50% of Facebook's users log on everyday. On average people spend 20 minutes of day on Facebook. If I am honest about it, I nearly always spend more time than that, due to my mobile devices. 



2) It does not make me happy

Check out this research by Italian scholars Fabio Sabatini and Francesco Sarracino for detailed research about 'Online networks and subjective well being' click here for academic article

3) I feel a pressure to share information about my successes, but it paints a half-picture of my life

It is all very well putting on a public performance, as culture insists, but how far are we taking tese ideas with social media? See Aaron Balick's blog here for his interesting analysis of 'false self' in the tradition of D. W Winnicott and Jung's 'persona'. Getting good feelings from ‘likes’ is a weird kind of Pavlovian model of valuation.

4) Who cares about anyone else’s parties?

If I wasn't invited or couldn't be there - why do I need to see the pictures? 

5) I do not need to use social media to connect with my friends

I have email, I have a phone, texting, Skype, I even have paper! I have air and space and time. I have coffee bars, I have pubs. Communication will still occur. I currently keep in touch with friends in the US just fine despite not being on Facebook. Facebook makes 'staying in touch' seem easier, but how connected are you when you are simply liking a status? You cannot carry everyone with you always.

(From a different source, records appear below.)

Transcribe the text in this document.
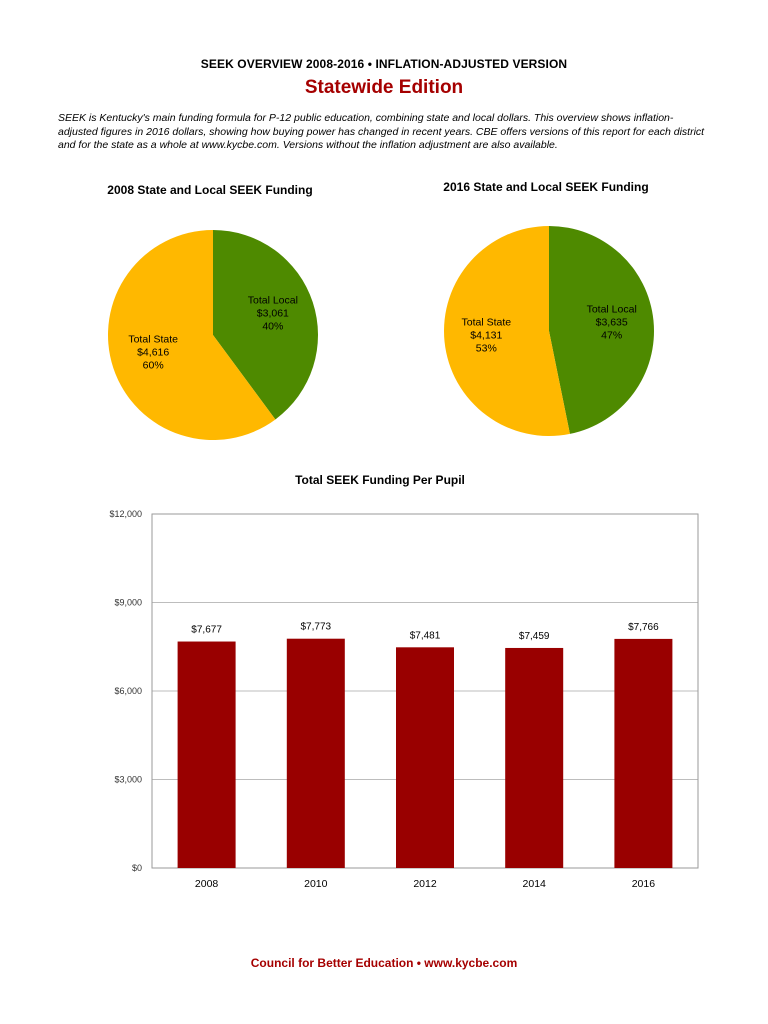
SEEK OVERVIEW 2008-2016 • INFLATION-ADJUSTED VERSION
Statewide Edition
SEEK is Kentucky's main funding formula for P-12 public education, combining state and local dollars. This overview shows inflation-adjusted figures in 2016 dollars, showing how buying power has changed in recent years. CBE offers versions of this report for each district and for the state as a whole at www.kycbe.com. Versions without the inflation adjustment are also available.
2008 State and Local SEEK Funding	2016 State and Local SEEK Funding
Total Local
$3,061
40%
Total State
$4,616
60%
Total Local
$3,635
47%
Total State
$4,131
53%
Total SEEK Funding Per Pupil
$0
$3,000
$6,000
$9,000
$12,000
$7,677
2008
$7,773
2010
$7,481
2012
$7,459
2014
$7,766
2016
Council for Better Education • www.kycbe.com
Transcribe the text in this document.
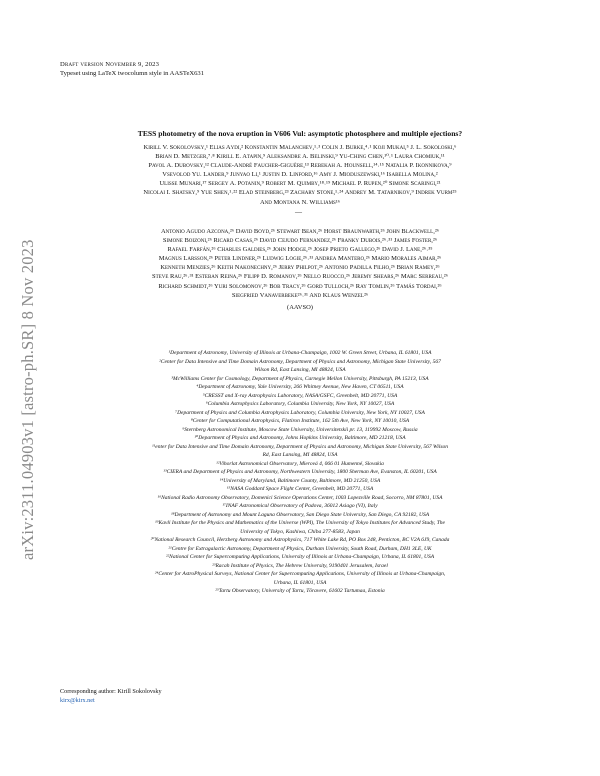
arXiv:2311.04903v1 [astro-ph.SR] 8 Nov 2023
Draft version November 9, 2023
Typeset using LaTeX twocolumn style in AASTeX631
TESS photometry of the nova eruption in V606 Vul: asymptotic photosphere and multiple ejections?
Kirill V. Sokolovsky,¹ Elias Aydi,² Konstantin Malanchev,¹˒³ Colin J. Burke,⁴˒¹ Koji Mukai,⁵ J. L. Sokoloski,⁶
Brian D. Metzger,⁷˒⁸ Kirill E. Atapin,⁹ Aleksandre A. Belinski,⁹ Yu-Ching Chen,¹⁰˒¹ Laura Chomiuk,¹¹
Pavol A. Dubovsky,¹² Claude-André Faucher-Giguère,¹³ Rebekah A. Hounsell,¹⁴˒¹⁵ Natalia P. Ikonnikova,⁹
Vsevolod Yu. Lander,⁹ Junyao Li,¹ Justin D. Linford,¹⁶ Amy J. Mioduszewski,¹⁶ Isabella Molina,²
Ulisse Munari,¹⁷ Sergey A. Potanin,⁹ Robert M. Quimby,¹⁸˒¹⁹ Michael P. Rupen,²⁰ Simone Scaringi,²¹
Nicolai I. Shatsky,⁹ Yue Shen,¹˒²² Elad Steinberg,²³ Zachary Stone,¹˒²⁴ Andrey M. Tatarnikov,⁹ Indrek Vurm²⁵
And Montana N. Williams¹⁶
—
Antonio Agudo Azcona,²⁶ David Boyd,²⁶ Stewart Bean,²⁶ Horst Braunwarth,²⁶ John Blackwell,²⁶
Simone Boizoni,²⁶ Ricard Casas,²⁶ David Cejudo Fernandez,²⁶ Franky Dubois,²⁶˒³¹ James Foster,²⁶
Rafael Farfán,²⁶ Charles Galdies,²⁶ John Hodge,²⁶ Josep Prieto Gallego,²⁶ David J. Lane,²⁶˒³⁵
Magnus Larsson,²⁶ Peter Lindner,²⁶ Ludwig Logie,²⁶˒³¹ Andrea Mantero,²⁶ Mario Morales Aimar,²⁶
Kenneth Menzies,²⁶ Keith Nakonechny,²⁶ Jerry Philpot,²⁶ Antonio Padilla Filho,²⁶ Brian Ramey,²⁶
Steve Rau,²⁶˒³¹ Esteban Reina,²⁶ Filipp D. Romanov,²⁶ Nello Ruocco,²⁶ Jeremy Shears,²⁶ Marc Serreau,²⁶
Richard Schmidt,²⁶ Yuri Solomonov,²⁶ Bob Tracy,²⁶ Gord Tulloch,²⁶ Ray Tomlin,²⁶ Tamás Tordai,²⁶
Siegfried Vanaverbeke²⁶˒³¹ And Klaus Wenzel²⁶
(AAVSO)
¹Department of Astronomy, University of Illinois at Urbana-Champaign, 1002 W. Green Street, Urbana, IL 61801, USA
²Center for Data Intensive and Time Domain Astronomy, Department of Physics and Astronomy, Michigan State University, 567
Wilson Rd, East Lansing, MI 48824, USA
³McWilliams Center for Cosmology, Department of Physics, Carnegie Mellon University, Pittsburgh, PA 15213, USA
⁴Department of Astronomy, Yale University, 266 Whitney Avenue, New Haven, CT 06511, USA
⁵CRESST and X-ray Astrophysics Laboratory, NASA/GSFC, Greenbelt, MD 20771, USA
⁶Columbia Astrophysics Laboratory, Columbia University, New York, NY 10027, USA
⁷Department of Physics and Columbia Astrophysics Laboratory, Columbia University, New York, NY 10027, USA
⁸Center for Computational Astrophysics, Flatiron Institute, 162 5th Ave, New York, NY 10010, USA
⁹Sternberg Astronomical Institute, Moscow State University, Universitetskii pr. 13, 119992 Moscow, Russia
¹⁰Department of Physics and Astronomy, Johns Hopkins University, Baltimore, MD 21218, USA
¹¹enter for Data Intensive and Time Domain Astronomy, Department of Physics and Astronomy, Michigan State University, 567 Wilson
Rd, East Lansing, MI 48824, USA
¹²Vihorlat Astronomical Observatory, Mierová 4, 066 01 Humenné, Slovakia
¹³CIERA and Department of Physics and Astronomy, Northwestern University, 1800 Sherman Ave, Evanston, IL 60201, USA
¹⁴University of Maryland, Baltimore County, Baltimore, MD 21250, USA
¹⁵NASA Goddard Space Flight Center, Greenbelt, MD 20771, USA
¹⁶National Radio Astronomy Observatory, Domenici Science Operations Center, 1003 Lopezville Road, Socorro, NM 87801, USA
¹⁷INAF Astronomical Observatory of Padova, 36012 Asiago (VI), Italy
¹⁸Department of Astronomy and Mount Laguna Observatory, San Diego State University, San Diego, CA 92182, USA
¹⁹Kavli Institute for the Physics and Mathematics of the Universe (WPI), The University of Tokyo Institutes for Advanced Study, The
University of Tokyo, Kashiwa, Chiba 277-8583, Japan
²⁰National Research Council, Herzberg Astronomy and Astrophysics, 717 White Lake Rd, PO Box 248, Penticton, BC V2A 6J9, Canada
²¹Centre for Extragalactic Astronomy, Department of Physics, Durham University, South Road, Durham, DH1 3LE, UK
²²National Center for Supercomputing Applications, University of Illinois at Urbana-Champaign, Urbana, IL 61801, USA
²³Racah Institute of Physics, The Hebrew University, 9190401 Jerusalem, Israel
²⁴Center for AstroPhysical Surveys, National Center for Supercomputing Applications, University of Illinois at Urbana-Champaign,
Urbana, IL 61801, USA
²⁵Tartu Observatory, University of Tartu, Tõravere, 61602 Tartumaa, Estonia
Corresponding author: Kirill Sokolovsky
kirx@kirx.net
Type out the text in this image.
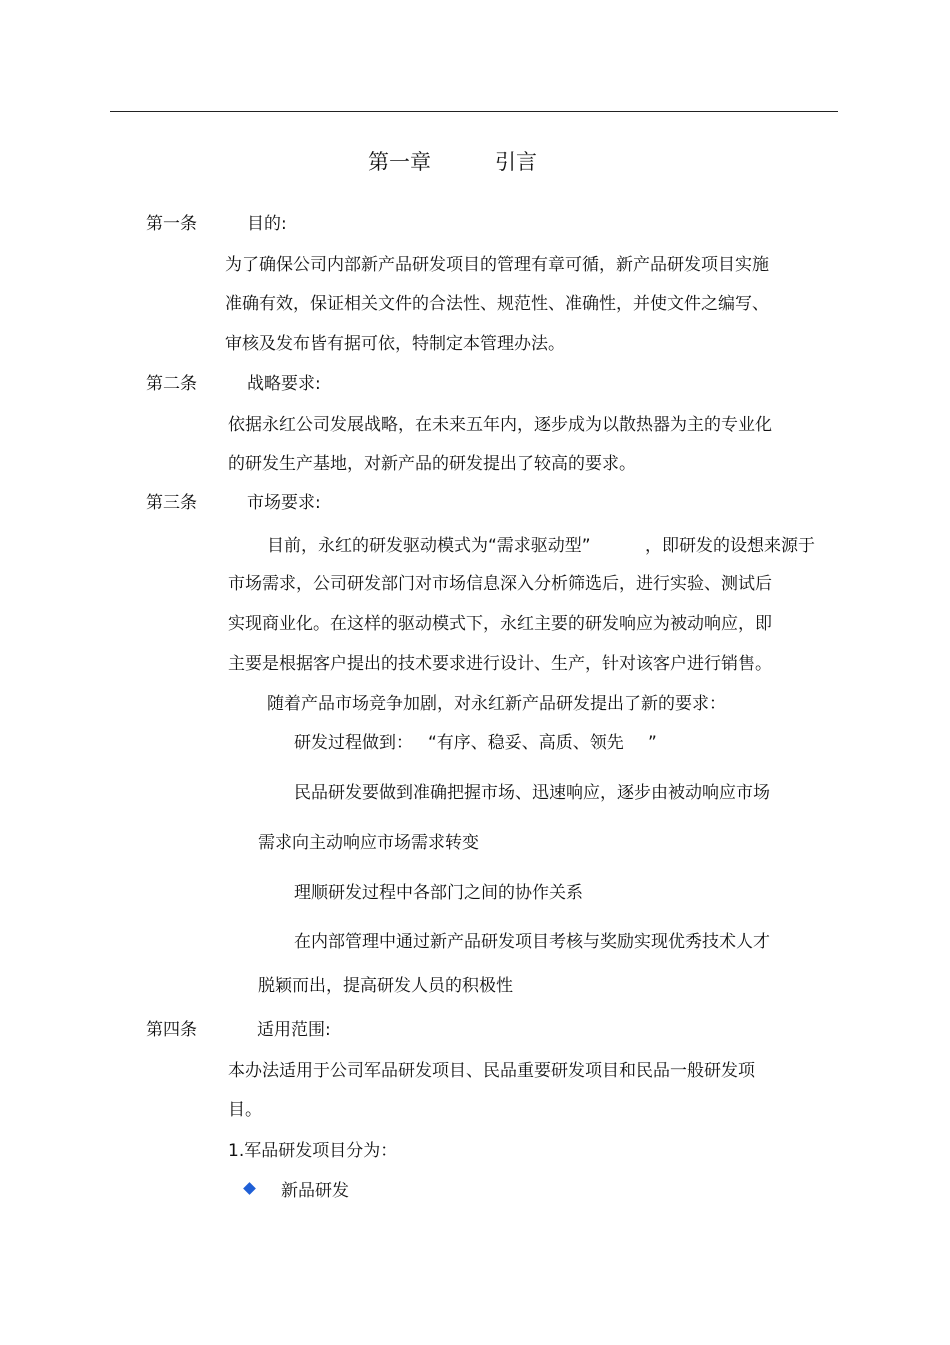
第一章	引言
第一条	目的:
为了确保公司内部新产品研发项目的管理有章可循，新产品研发项目实施
准确有效，保证相关文件的合法性、规范性、准确性，并使文件之编写、
审核及发布皆有据可依，特制定本管理办法。
第二条	战略要求:
依据永红公司发展战略，在未来五年内，逐步成为以散热器为主的专业化
的研发生产基地，对新产品的研发提出了较高的要求。
第三条	市场要求:
目前，永红的研发驱动模式为“需求驱动型”	，即研发的设想来源于
市场需求，公司研发部门对市场信息深入分析筛选后，进行实验、测试后
实现商业化。在这样的驱动模式下，永红主要的研发响应为被动响应，即
主要是根据客户提出的技术要求进行设计、生产，针对该客户进行销售。
随着产品市场竞争加剧，对永红新产品研发提出了新的要求：
研发过程做到： “有序、稳妥、高质、领先 ”
民品研发要做到准确把握市场、迅速响应，逐步由被动响应市场
需求向主动响应市场需求转变
理顺研发过程中各部门之间的协作关系
在内部管理中通过新产品研发项目考核与奖励实现优秀技术人才
脱颖而出，提高研发人员的积极性
第四条	适用范围:
本办法适用于公司军品研发项目、民品重要研发项目和民品一般研发项
目。
1.军品研发项目分为：
新品研发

It is exhausting. The people who matter will continue to be my friend regardless of continual updates.

6) I am drawn into conversations that I am not a part of, nor do I want to be

Facebook algorithms are complicated, but draw on the idea that the flashy and shoutier the message, the more attention it will get. See Elan Morgan (here) on the 'Like' algorithm. I find myself reading posts of people I don't like because they are ranty, have a comment war, or are irritating. That is just bizarre. 

7) I spend time thinking about people I would not even talk to in real life

There are people I 'stalk' who I never really knew. You know, leftovers from a part-time job, school, a crazy gig. Why is this a good use of time? What kind of compulsion is that? If you translate the process to real life, its plain creepy. 

8) It interrupts my creativity and academic thinking and creates a web of endless distraction

When you see something online it leaves a trace, it lingers, you do not read and move on. Some days I feel my mind full of useless things. I am distracted from real-life, from the people that I love. This idea is seen mostly in parenting columns and books. The distracted generation is here - screen-led and absent. There have been some powerful comebacks to this problem - Gary Turk's video: see 'Look Up' video here is one among many. Time Magazine offers a chilling read in 'Wired for Distraction: Kids and Social Media' of a continuous distractedness. 

9) I cannot communicate effectively on Facebook

I wouldn't dream of sharing pain, worries or drama on Facebook. There are jokes that don't come off right online. Nothing is private. You can't see if someone is really happy or just pretending to be fine. Facebook is not who I am. See Forbes on Communication: here

10) I want to be happy in myself, and this does not come from comparison to others

This is a problem offline as well as online, but is accentuated by Facebook. But seeing friends on beautiful beaches whilst you are struggling to write and are bored and stressed is not conducive to happy feelings. People only share their best selves online, and therefore it is easy to create unrealistic images of other people's lives. We all feel sad and frustrated sometimes, but social media offers no place for such behaviour. I want to be happy, and don't need an unrealistic standard to match up to.